Brossard, Jacques
Jacques Brossard, public servant, writer (b at Montréal 24 Apr 1933). He holds a BA (1952) from Collège Sainte-Marie, a L ès L (1955) from Université de Montréal and a social science degree (1957) from Oxford. Admitted to the bar (1956), he joined the foreign service in 1957.
He was assigned in turn to the economic affairs section of the Colombo Plan, the Atlantic Alliance, to Bogotá (Colombia) as the vice-consul and chargé d'affaires, and to Port-au-Prince (Haiti) as consul. He was then named director of Latin American Affairs and executive assistant to the minister of external affairs.
He left the civil service (1964) to become chief researcher at the Centre de recherche en droit public at Université de Montréal. In 1969 he became adviser to the Ministry of Intergovernmental Relations in Québec, having specialized in constitutional problems.

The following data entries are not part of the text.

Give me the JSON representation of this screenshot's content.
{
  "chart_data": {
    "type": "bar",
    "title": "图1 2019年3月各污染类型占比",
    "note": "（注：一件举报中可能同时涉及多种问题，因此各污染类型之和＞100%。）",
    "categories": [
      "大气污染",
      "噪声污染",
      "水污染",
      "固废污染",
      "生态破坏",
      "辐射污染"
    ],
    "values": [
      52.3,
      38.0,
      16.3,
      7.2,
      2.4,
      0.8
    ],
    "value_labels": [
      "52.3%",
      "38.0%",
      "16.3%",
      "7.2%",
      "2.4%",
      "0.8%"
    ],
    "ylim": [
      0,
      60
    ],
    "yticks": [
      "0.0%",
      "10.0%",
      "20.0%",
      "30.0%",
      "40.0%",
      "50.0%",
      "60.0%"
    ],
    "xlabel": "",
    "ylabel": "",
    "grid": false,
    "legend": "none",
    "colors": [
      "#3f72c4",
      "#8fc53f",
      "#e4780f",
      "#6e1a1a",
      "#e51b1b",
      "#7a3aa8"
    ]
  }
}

He published, in order: L'Immigration - les droits et les pouvoirs du Canada et du Québec (1967); Les Pouvoirs extérieurs du Québec (1967) in collaborationLa Cour suprème et la Constitution (1968), Prix du Québec, 1969; Le Territoire québécois (1970), in collaboration; and L'Accession à la souveraineté et le cas du Québec (2nd ed 1995).
He entered the field of literature with a collection of short stories, Le Métamorfaux (1974), which received critical attention, and a novel, Le Sang du souvenir (1976). In 1990, his novel Lés Années d'apprentissage, won the Canadian Science Fiction and Fantasy Association's Aurora Award for best French long-form work and the Prix de la Science fiction et du fantastique québécois; he also has twice won the Prix Boréal (1990 and 1994). He has also written for several periodicals. He won the Prix Duvernay (1976) for his work as a whole and the medal of the city of Paris (1977).